ONX Studio has in part grown out of projects by NEW INC members and the challenges they’ve posed. “One of the thrilling things around NEW INC is that mixed reality has organically become a huge area of focus for the members,” explained Karen Wong, deputy director of the New Museum and cofounder of NEW INC, noting that many past residents, working with AR and VR, have found success at forums such as Sundance, South by Southwest, and the Tribeca Film Festival. However, mixed reality is new, and festivals, museums, and galleries are still exploring how to best incorporate it into their programming

“Mixed reality is an area that’s growing by leaps and bounds but there’s no bespoke spaces in New York for this artist working with it,” said Wong. The new Leong Leong–designed space is being built specifically for year-long residents to experiment and create in, as well as to provide a platform to exhibit and share their work.

Christopher Leong described ONX Studio as a “hybrid space,” one that blends its roles as both workspace and exhibition space.
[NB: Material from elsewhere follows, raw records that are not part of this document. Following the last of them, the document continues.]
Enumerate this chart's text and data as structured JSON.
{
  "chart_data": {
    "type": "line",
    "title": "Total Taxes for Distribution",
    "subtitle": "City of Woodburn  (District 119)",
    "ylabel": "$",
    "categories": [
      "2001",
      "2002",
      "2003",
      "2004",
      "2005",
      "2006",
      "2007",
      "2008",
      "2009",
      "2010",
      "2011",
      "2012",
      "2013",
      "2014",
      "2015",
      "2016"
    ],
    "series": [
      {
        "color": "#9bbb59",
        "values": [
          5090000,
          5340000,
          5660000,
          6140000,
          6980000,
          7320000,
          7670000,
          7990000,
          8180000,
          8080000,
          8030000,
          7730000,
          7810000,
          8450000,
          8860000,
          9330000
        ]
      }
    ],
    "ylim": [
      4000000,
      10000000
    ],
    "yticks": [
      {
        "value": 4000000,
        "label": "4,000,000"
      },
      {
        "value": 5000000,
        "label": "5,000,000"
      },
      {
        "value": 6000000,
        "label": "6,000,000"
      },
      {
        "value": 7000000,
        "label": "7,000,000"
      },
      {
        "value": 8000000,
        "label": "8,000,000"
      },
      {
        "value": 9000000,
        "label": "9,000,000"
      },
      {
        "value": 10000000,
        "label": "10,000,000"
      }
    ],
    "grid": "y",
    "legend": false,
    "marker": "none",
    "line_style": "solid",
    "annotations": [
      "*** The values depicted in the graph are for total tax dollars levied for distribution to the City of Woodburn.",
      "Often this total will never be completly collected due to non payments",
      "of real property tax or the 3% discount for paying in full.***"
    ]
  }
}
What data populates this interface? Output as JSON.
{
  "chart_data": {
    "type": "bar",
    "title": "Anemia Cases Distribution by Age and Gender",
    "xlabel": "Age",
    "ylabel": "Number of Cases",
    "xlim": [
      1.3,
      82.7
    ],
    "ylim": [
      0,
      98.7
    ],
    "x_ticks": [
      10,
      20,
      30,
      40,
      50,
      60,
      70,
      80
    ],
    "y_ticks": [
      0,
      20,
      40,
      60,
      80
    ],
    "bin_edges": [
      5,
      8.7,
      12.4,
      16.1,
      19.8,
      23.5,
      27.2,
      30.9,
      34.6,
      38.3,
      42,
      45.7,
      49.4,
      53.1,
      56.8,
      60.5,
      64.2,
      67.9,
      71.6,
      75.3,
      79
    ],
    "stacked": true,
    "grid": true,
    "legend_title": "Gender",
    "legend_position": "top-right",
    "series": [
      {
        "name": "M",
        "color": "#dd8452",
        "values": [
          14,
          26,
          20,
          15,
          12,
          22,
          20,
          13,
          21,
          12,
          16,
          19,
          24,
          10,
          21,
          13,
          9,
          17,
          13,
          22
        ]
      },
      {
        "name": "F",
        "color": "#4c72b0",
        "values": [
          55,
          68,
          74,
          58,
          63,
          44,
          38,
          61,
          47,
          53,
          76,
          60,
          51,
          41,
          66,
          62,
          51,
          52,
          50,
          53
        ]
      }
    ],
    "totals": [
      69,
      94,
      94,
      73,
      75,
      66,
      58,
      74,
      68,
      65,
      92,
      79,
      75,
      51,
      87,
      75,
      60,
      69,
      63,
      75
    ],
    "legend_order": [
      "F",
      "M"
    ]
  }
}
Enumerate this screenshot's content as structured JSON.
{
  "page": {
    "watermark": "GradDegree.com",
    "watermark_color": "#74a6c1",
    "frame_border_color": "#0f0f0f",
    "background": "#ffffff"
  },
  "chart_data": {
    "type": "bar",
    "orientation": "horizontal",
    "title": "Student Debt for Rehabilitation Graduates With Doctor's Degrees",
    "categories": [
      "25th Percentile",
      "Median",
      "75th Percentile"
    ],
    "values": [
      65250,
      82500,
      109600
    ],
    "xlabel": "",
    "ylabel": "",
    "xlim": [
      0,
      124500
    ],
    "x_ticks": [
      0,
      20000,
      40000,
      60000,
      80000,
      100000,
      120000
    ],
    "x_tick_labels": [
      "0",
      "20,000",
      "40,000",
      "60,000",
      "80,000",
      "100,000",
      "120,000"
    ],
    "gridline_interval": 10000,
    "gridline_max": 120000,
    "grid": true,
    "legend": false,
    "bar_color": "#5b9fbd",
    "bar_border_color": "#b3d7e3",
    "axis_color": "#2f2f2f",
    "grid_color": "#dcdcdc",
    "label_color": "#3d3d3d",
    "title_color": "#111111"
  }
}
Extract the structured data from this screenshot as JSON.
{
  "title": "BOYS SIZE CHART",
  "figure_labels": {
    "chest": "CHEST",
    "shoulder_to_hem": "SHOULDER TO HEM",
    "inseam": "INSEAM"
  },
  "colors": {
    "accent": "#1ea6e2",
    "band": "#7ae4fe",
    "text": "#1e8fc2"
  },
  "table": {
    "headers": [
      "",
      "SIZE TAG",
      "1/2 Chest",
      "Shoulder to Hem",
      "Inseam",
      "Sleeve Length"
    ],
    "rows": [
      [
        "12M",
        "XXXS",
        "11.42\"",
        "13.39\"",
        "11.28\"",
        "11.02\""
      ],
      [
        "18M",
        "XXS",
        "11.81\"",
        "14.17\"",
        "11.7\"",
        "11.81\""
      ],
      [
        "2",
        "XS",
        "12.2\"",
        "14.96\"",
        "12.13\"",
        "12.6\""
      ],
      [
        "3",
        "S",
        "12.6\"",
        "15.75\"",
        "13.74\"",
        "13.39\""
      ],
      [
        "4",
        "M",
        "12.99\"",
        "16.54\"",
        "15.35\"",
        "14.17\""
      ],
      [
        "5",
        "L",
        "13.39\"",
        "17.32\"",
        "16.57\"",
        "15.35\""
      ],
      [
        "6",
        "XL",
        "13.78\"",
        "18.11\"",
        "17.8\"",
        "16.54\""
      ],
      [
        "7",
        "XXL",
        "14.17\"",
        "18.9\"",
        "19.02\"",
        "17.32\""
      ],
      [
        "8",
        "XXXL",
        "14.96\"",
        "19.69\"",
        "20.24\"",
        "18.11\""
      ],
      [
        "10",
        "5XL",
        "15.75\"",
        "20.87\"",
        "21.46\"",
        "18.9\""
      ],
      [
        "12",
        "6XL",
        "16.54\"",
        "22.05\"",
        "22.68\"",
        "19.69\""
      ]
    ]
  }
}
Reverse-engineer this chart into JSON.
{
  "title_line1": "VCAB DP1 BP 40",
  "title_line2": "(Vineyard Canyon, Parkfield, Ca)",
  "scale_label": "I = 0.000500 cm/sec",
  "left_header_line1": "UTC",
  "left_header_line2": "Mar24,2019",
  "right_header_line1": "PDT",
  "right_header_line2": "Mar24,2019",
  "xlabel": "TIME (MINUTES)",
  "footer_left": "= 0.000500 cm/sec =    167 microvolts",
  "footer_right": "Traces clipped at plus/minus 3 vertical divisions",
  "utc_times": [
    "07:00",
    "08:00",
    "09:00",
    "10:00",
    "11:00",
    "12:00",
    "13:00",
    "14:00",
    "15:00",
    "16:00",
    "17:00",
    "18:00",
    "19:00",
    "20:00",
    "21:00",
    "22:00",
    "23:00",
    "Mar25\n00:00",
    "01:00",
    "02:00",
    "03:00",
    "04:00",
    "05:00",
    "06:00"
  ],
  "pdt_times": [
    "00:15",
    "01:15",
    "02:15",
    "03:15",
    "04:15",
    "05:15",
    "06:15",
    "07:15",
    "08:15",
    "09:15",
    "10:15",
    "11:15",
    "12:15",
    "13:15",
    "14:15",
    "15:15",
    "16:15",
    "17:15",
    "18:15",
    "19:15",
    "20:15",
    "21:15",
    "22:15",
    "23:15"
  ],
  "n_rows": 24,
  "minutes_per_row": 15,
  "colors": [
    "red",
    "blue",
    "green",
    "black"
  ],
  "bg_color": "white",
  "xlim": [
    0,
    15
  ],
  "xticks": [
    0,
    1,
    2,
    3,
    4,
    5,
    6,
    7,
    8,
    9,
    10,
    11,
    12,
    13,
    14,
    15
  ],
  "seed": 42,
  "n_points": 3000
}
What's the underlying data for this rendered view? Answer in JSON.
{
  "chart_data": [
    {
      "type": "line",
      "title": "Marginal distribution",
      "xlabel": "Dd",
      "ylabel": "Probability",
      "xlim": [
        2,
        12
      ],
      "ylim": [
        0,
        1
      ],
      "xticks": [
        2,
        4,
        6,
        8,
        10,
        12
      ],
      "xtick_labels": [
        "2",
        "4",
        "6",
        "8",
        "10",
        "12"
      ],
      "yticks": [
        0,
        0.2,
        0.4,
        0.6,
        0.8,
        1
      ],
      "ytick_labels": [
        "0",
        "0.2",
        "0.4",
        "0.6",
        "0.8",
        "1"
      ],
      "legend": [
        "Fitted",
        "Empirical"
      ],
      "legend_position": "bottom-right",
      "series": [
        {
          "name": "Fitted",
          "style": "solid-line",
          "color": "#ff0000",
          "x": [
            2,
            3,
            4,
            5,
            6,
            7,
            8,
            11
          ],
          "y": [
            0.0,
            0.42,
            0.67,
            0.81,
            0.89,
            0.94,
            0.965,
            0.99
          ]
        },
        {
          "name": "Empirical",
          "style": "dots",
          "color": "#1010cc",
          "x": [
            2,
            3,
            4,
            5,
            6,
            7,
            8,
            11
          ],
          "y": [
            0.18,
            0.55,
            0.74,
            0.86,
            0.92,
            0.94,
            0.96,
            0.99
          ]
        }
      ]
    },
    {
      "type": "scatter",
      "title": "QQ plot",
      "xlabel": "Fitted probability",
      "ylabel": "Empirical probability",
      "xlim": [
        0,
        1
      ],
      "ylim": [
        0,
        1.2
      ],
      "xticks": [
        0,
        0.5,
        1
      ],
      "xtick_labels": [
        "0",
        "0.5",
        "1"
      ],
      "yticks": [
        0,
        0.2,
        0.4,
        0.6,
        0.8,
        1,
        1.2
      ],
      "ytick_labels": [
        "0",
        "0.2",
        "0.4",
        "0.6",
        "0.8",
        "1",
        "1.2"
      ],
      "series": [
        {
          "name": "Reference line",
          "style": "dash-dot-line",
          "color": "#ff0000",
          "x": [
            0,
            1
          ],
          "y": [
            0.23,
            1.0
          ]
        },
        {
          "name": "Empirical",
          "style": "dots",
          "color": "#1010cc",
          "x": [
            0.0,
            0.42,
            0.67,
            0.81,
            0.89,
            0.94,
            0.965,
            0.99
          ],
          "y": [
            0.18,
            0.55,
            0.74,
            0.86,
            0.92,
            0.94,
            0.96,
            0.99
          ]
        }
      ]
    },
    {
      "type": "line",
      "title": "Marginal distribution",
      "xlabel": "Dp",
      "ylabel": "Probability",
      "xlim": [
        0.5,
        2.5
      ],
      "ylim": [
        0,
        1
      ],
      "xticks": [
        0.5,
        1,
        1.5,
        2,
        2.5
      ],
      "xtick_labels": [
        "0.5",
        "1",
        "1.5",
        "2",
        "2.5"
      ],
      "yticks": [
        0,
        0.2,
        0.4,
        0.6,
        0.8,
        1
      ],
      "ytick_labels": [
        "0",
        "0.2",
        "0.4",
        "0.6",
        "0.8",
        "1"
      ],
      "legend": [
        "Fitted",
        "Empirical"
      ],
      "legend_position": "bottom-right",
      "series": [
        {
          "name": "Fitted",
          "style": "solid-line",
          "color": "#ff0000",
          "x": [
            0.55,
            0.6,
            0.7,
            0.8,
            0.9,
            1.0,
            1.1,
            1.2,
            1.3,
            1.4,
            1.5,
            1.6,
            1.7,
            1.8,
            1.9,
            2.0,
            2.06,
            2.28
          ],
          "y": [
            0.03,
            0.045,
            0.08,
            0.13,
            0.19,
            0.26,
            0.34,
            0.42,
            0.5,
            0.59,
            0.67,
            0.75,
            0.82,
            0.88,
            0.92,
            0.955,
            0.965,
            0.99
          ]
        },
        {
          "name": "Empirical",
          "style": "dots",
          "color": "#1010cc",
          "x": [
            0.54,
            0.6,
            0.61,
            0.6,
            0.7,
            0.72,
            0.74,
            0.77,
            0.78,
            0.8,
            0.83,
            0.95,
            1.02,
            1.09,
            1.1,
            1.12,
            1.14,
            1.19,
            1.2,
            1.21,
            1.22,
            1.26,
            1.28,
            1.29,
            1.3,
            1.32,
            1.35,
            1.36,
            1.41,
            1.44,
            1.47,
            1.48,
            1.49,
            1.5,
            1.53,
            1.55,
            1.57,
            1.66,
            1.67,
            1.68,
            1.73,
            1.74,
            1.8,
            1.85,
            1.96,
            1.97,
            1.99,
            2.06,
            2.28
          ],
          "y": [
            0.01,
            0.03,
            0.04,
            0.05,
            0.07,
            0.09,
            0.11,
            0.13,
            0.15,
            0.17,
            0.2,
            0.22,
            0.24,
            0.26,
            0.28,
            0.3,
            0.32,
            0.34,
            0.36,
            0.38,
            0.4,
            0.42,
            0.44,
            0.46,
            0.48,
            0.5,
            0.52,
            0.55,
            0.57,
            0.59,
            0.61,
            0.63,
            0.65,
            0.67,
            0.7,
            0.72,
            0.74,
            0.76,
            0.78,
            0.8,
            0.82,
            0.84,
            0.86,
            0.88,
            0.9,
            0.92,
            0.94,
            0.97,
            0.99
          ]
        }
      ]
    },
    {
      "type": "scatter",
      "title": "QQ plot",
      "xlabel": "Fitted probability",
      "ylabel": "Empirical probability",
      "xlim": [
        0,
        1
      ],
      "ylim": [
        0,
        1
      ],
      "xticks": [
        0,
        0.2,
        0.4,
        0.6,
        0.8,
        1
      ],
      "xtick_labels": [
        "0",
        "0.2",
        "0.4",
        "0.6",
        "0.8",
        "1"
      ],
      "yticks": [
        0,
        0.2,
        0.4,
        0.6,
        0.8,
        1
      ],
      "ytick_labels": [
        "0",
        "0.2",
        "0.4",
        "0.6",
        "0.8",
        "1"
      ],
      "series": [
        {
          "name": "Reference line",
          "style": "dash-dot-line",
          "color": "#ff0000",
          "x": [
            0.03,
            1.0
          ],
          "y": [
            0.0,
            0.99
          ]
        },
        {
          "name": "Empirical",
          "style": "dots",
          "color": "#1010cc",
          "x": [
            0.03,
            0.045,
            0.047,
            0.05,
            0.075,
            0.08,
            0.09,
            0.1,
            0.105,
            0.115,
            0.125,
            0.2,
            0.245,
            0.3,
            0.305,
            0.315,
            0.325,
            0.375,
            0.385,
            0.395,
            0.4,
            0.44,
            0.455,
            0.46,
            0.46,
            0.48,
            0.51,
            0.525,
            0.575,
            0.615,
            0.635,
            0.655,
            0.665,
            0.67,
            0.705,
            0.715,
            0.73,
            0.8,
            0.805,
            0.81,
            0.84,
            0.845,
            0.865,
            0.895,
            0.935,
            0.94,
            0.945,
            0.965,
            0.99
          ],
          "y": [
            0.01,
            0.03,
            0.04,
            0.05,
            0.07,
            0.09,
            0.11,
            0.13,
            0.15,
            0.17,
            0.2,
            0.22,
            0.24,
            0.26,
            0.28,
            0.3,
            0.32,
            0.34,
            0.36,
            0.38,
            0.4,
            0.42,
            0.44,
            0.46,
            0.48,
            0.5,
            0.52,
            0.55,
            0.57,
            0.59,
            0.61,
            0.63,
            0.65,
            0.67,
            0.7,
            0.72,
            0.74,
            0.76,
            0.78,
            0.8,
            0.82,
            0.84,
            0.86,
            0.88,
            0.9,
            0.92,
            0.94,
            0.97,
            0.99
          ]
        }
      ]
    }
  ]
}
It will be focused around a large room that acts as an “immersive toolbox.” Secondary spaces, such as an acoustically-isolated exhibition space, as well as basics like kitchens and conference space will flank the center room, which is lined by an acoustic curtain. Furniture will be flexible, creating a kind of “cast of characters,” that can be relocated throughout the studio. A theatrical grid of outlets, tracks, lighting, and other technological infrastructure will be built-in into the space, allowing for a flexible use of the studio, which could also be further subdivided or opened up. “The hope is that it’s open-ended in the way that it can be used,” explained Leong, “whether it’s for recording bodies in space with volumetric capture, as an artist’s studio, or as a place to exhibit projections or sound pieces or mixed reality live performances. Our goal was to create an infrastructure that could support artists in many ways. We wanted to create a sense that the space could be transformational.” 

People moving about a room in VR headsets with a colorful projection on one end.
Leong Leong has designed a studio that can be used to both create and exhibit mixed reality art. This render features a simulation of art inspired by Rachel Rossin. (Leong Leong)

Wong noted that she saw the partnership with Onassis as especially compelling given the international organization’s penchant for commissioning radical theatrical works, and for their underway development of a program in Greece that shares sympathies with NEW INC, the Onassis Lab.

ONX Studio plans to announce its initial dozen residents and open this spring. The artists—including previous NEW INC alumni—will spend a year developing mixed reality projects to be exhibited during a month-long showcase next winter. The program is being overseen by Wong along with NEW INC director Stephanie Pereira, Onassis USA artistic and executive director Vallejo Gantner, and the Onassis Foundation’s head of digital and innovation Prodromos Tsiavos.